The agency is asking a federal court to temporarily block the law before it takes effect on August 1, 2026, arguing that Minnesota is trying to override a decades-old federal derivatives framework while targeting weather-related contracts traded on CFTC-regulated markets.
CFTC says Minnesota law threatens federal oversight
The lawsuit is the latest effort by the federal commodities regulator to defend its authority over prediction markets, which allow users to trade contracts tied to the outcome of future events, including elections, economic data, weather, sports and other measurable developments.
Minnesota’s law, signed by Governor Tim Walz, would criminalize operating or assisting in the operation of prediction markets. The CFTC said the measure could expose lawful market operators, participants and service providers to felony prosecution even when they are involved in markets overseen by the federal agency.
The regulator said the case is especially significant because Minnesota is one of the largest agricultural producers in the United States, and warned that the law could affect weather and crop-related contracts that farmers and other commercial users rely on to manage risk, placing a state-level criminal ban over products the agency says fall within its jurisdiction.
CFTC warns law could turn market users into felons
CFTC Chairman Michael S. Selig warned that Minnesota’s law would abruptly turn federally regulated market activity into criminal conduct.
Selig said the measure would make lawful prediction-market operators and participants “felons overnight,” while noting that Minnesota farmers have long used weather and crop-related hedging tools to reduce exposure to unpredictable conditions. He also accused Walz of putting “special interests first” and “American farmers and innovators last.”
States clash with CFTC as prediction markets grow
The Minnesota case adds to a widening series of disputes between the CFTC and states seeking to apply gambling laws to prediction-market platforms.
The agency has already filed lawsuits against Connecticut, Illinois and New York, and has submitted briefs in cases before the Sixth and Ninth Circuits and the Supreme Judicial Court of Massachusetts.
In Arizona, the CFTC recently secured a court order blocking the state from using gambling laws to criminally prosecute prediction-market operators.

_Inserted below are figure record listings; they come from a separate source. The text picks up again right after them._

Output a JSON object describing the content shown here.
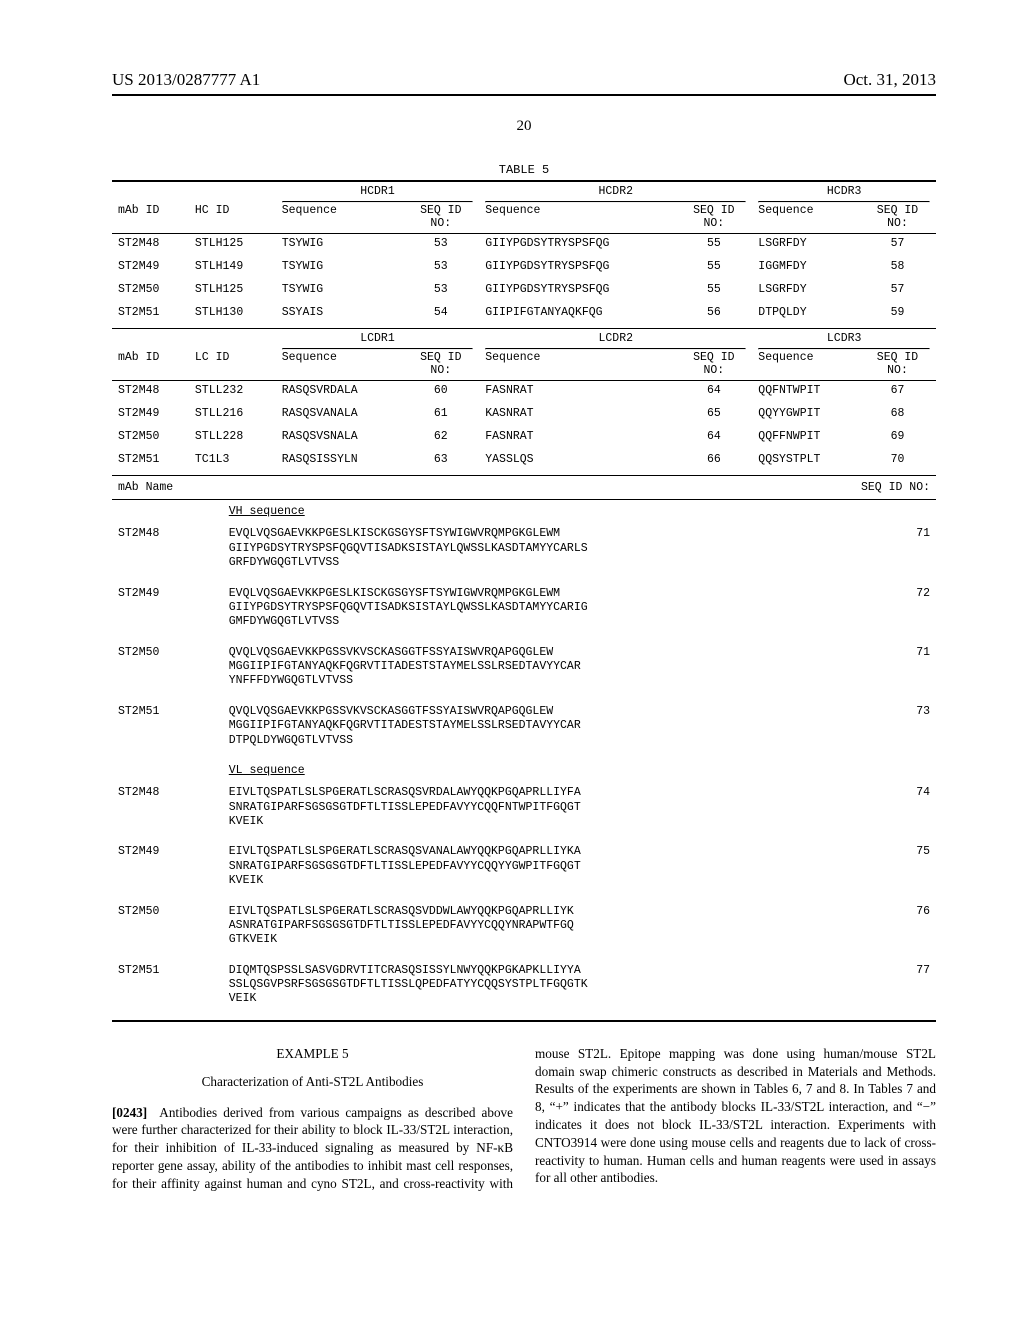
{
  "header": {
    "left": "US 2013/0287777 A1",
    "right": "Oct. 31, 2013",
    "page_number": "20"
  },
  "table5": {
    "caption": "TABLE 5",
    "heavy_groups": [
      "HCDR1",
      "HCDR2",
      "HCDR3"
    ],
    "heavy_columns": [
      "mAb ID",
      "HC ID",
      "Sequence",
      "SEQ ID\nNO:",
      "Sequence",
      "SEQ ID\nNO:",
      "Sequence",
      "SEQ ID\nNO:"
    ],
    "heavy_rows": [
      [
        "ST2M48",
        "STLH125",
        "TSYWIG",
        "53",
        "GIIYPGDSYTRYSPSFQG",
        "55",
        "LSGRFDY",
        "57"
      ],
      [
        "ST2M49",
        "STLH149",
        "TSYWIG",
        "53",
        "GIIYPGDSYTRYSPSFQG",
        "55",
        "IGGMFDY",
        "58"
      ],
      [
        "ST2M50",
        "STLH125",
        "TSYWIG",
        "53",
        "GIIYPGDSYTRYSPSFQG",
        "55",
        "LSGRFDY",
        "57"
      ],
      [
        "ST2M51",
        "STLH130",
        "SSYAIS",
        "54",
        "GIIPIFGTANYAQKFQG",
        "56",
        "DTPQLDY",
        "59"
      ]
    ],
    "light_groups": [
      "LCDR1",
      "LCDR2",
      "LCDR3"
    ],
    "light_columns": [
      "mAb ID",
      "LC ID",
      "Sequence",
      "SEQ ID\nNO:",
      "Sequence",
      "SEQ ID\nNO:",
      "Sequence",
      "SEQ ID\nNO:"
    ],
    "light_rows": [
      [
        "ST2M48",
        "STLL232",
        "RASQSVRDALA",
        "60",
        "FASNRAT",
        "64",
        "QQFNTWPIT",
        "67"
      ],
      [
        "ST2M49",
        "STLL216",
        "RASQSVANALA",
        "61",
        "KASNRAT",
        "65",
        "QQYYGWPIT",
        "68"
      ],
      [
        "ST2M50",
        "STLL228",
        "RASQSVSNALA",
        "62",
        "FASNRAT",
        "64",
        "QQFFNWPIT",
        "69"
      ],
      [
        "ST2M51",
        "TC1L3",
        "RASQSISSYLN",
        "63",
        "YASSLQS",
        "66",
        "QQSYSTPLT",
        "70"
      ]
    ],
    "seq_header": [
      "mAb Name",
      "",
      "SEQ ID NO:"
    ],
    "vh_label": "VH sequence",
    "vh_rows": [
      {
        "id": "ST2M48",
        "seq": "EVQLVQSGAEVKKPGESLKISCKGSGYSFTSYWIGWVRQMPGKGLEWM\nGIIYPGDSYTRYSPSFQGQVTISADKSISTAYLQWSSLKASDTAMYYCARLS\nGRFDYWGQGTLVTVSS",
        "no": "71"
      },
      {
        "id": "ST2M49",
        "seq": "EVQLVQSGAEVKKPGESLKISCKGSGYSFTSYWIGWVRQMPGKGLEWM\nGIIYPGDSYTRYSPSFQGQVTISADKSISTAYLQWSSLKASDTAMYYCARIG\nGMFDYWGQGTLVTVSS",
        "no": "72"
      },
      {
        "id": "ST2M50",
        "seq": "QVQLVQSGAEVKKPGSSVKVSCKASGGTFSSYAISWVRQAPGQGLEW\nMGGIIPIFGTANYAQKFQGRVTITADESTSTAYMELSSLRSEDTAVYYCAR\nYNFFFDYWGQGTLVTVSS",
        "no": "71"
      },
      {
        "id": "ST2M51",
        "seq": "QVQLVQSGAEVKKPGSSVKVSCKASGGTFSSYAISWVRQAPGQGLEW\nMGGIIPIFGTANYAQKFQGRVTITADESTSTAYMELSSLRSEDTAVYYCAR\nDTPQLDYWGQGTLVTVSS",
        "no": "73"
      }
    ],
    "vl_label": "VL sequence",
    "vl_rows": [
      {
        "id": "ST2M48",
        "seq": "EIVLTQSPATLSLSPGERATLSCRASQSVRDALAWYQQKPGQAPRLLIYFA\nSNRATGIPARFSGSGSGTDFTLTISSLEPEDFAVYYCQQFNTWPITFGQGT\nKVEIK",
        "no": "74"
      },
      {
        "id": "ST2M49",
        "seq": "EIVLTQSPATLSLSPGERATLSCRASQSVANALAWYQQKPGQAPRLLIYKA\nSNRATGIPARFSGSGSGTDFTLTISSLEPEDFAVYYCQQYYGWPITFGQGT\nKVEIK",
        "no": "75"
      },
      {
        "id": "ST2M50",
        "seq": "EIVLTQSPATLSLSPGERATLSCRASQSVDDWLAWYQQKPGQAPRLLIYK\nASNRATGIPARFSGSGSGTDFTLTISSLEPEDFAVYYCQQYNRAPWTFGQ\nGTKVEIK",
        "no": "76"
      },
      {
        "id": "ST2M51",
        "seq": "DIQMTQSPSSLSASVGDRVTITCRASQSISSYLNWYQQKPGKAPKLLIYYA\nSSLQSGVPSRFSGSGSGTDFTLTISSLQPEDFATYYCQQSYSTPLTFGQGTK\nVEIK",
        "no": "77"
      }
    ]
  },
  "example": {
    "title": "EXAMPLE 5",
    "subtitle": "Characterization of Anti-ST2L Antibodies",
    "para_num": "[0243]",
    "para_text": "Antibodies derived from various campaigns as described above were further characterized for their ability to block IL-33/ST2L interaction, for their inhibition of IL-33-induced signaling as measured by NF-κB reporter gene assay, ability of the antibodies to inhibit mast cell responses, for their affinity against human and cyno ST2L, and cross-reactivity with mouse ST2L. Epitope mapping was done using human/mouse ST2L domain swap chimeric constructs as described in Materials and Methods. Results of the experiments are shown in Tables 6, 7 and 8. In Tables 7 and 8, “+” indicates that the antibody blocks IL-33/ST2L interaction, and “−” indicates it does not block IL-33/ST2L interaction. Experiments with CNTO3914 were done using mouse cells and reagents due to lack of cross-reactivity to human. Human cells and human reagents were used in assays for all other antibodies."
  }
}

The broader fight has intensified as prediction markets have expanded in popularity and drawn greater scrutiny from state gaming regulators.
For the CFTC, the Minnesota lawsuit is another attempt to draw a clear boundary around its role in regulating event contracts.
For states, the litigation raises a larger question over how far gambling laws can reach as prediction markets increasingly resemble consumer betting products.